How low? Almost half in L.A. poll say at least 25 percent lower
Wednesday, November 28, 2007
The online poll to the right from this LA Times story about "sharp" home price declines in Southern California is surely one of the more biased surveys of current sentiment toward housing, but it does have some meaning.
First, what would have seemed unthinkable just a couple years ago - a selection of choices for home price declines from minus 10 percent to more than 25 percent (that would be $100,000+ off of the 2006 median home price) - now seems to be conventional wisdom.
Aside from the analysts at the National Association of Realtors, there seems to be little question that home prices are going down - it's really just a matter of how far and for how long.
This being a non-scientific poll where anyone can vote (some probably doing so many times), the results likely demonstrate as much schadenfreude as they do real sentiment. After all, those on the outside looking in on the late great housing boom for most of this decade are eager to see prices go lower so they too can do what families have done for decades and decades - buy a home for their family without feeling like a sucker.
These LA Times readers were surely willing to participate in the survey and probably weren't bashful about the magnitude of the decline they foresaw or perhaps are hoping for (more interesting poll results may have been had if, instead of stopping at "more than 25%", they continued in 10 percent increments beyond 50 percent).
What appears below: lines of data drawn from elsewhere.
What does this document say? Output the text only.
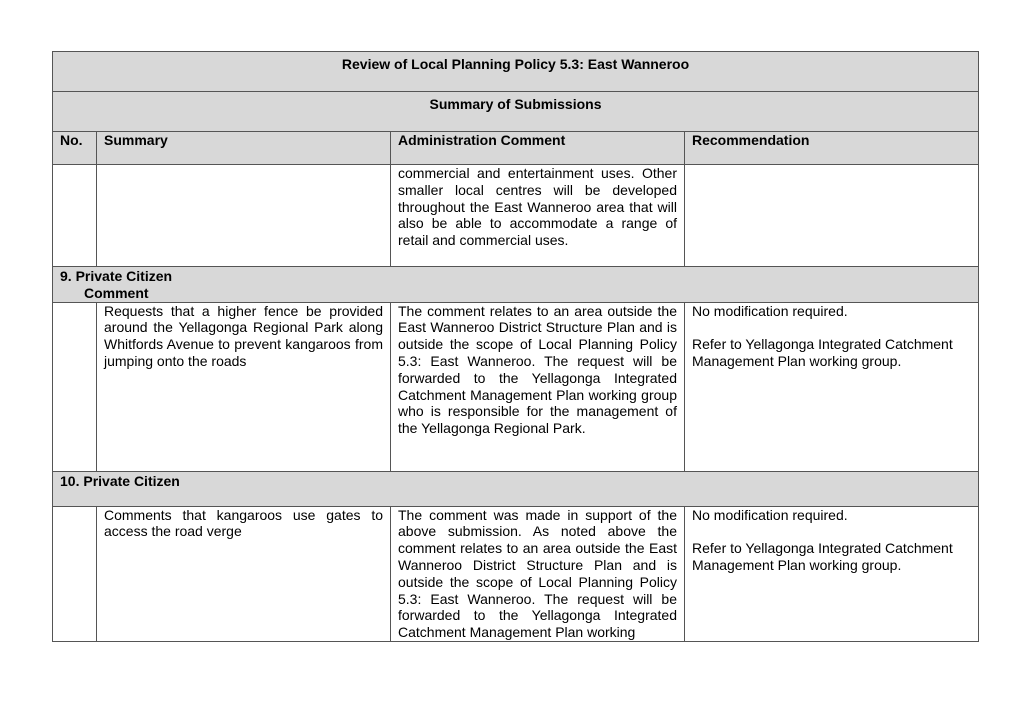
Review of Local Planning Policy 5.3: East Wanneroo			
Summary of Submissions			
No.	Summary	Administration Comment	Recommendation
		commercial and entertainment uses. Other smaller local centres will be developed throughout the East Wanneroo area that will also be able to accommodate a range of retail and commercial uses.	
9. Private Citizen
Comment			

	Requests that a higher fence be provided around the Yellagonga Regional Park along Whitfords Avenue to prevent kangaroos from jumping onto the roads	The comment relates to an area outside the East Wanneroo District Structure Plan and is outside the scope of Local Planning Policy 5.3: East Wanneroo. The request will be forwarded to the Yellagonga Integrated Catchment Management Plan working group who is responsible for the management of the Yellagonga Regional Park.	No modification required.
Refer to Yellagonga Integrated Catchment Management Plan working group.
10. Private Citizen			
	Comments that kangaroos use gates to access the road verge	The comment was made in support of the above submission. As noted above the comment relates to an area outside the East Wanneroo District Structure Plan and is outside the scope of Local Planning Policy 5.3: East Wanneroo. The request will be forwarded to the Yellagonga Integrated Catchment Management Plan working	No modification required.
Refer to Yellagonga Integrated Catchment Management Plan working group.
As for homeowners in Southern California who read the online edition of the LA Times, most of them who do pay attention to home prices are probably loathe to think that they are less wealthy than a year ago and may be more likely to quickly turn away from a news story that heralds "sharp" price declines. These folks probably wouldn't participate in a poll such as this at all, a view that was perhaps exacerbated by there being no selection other than price declines.
Like stocks back in 2001 and 2002, some people just don't want to know about this sort of thing - they'd rather believe home prices are the same as what the one neighbor got in 2005, not what the other neighbor is asking in 2007.
As investment account statements received in the mail were discarded unopened very early in the decade, reports of falling home prices are more likely to be ignored than heeded by those with a vested interest. It's more likely that those wanting to acquire a vested interest in real estate (at much lower prices) were the real factors in this poll.
2 comments:
You excluded people who have no interest (like me). I just happened to hit this article and voted any way, even though I don't live in Southern California.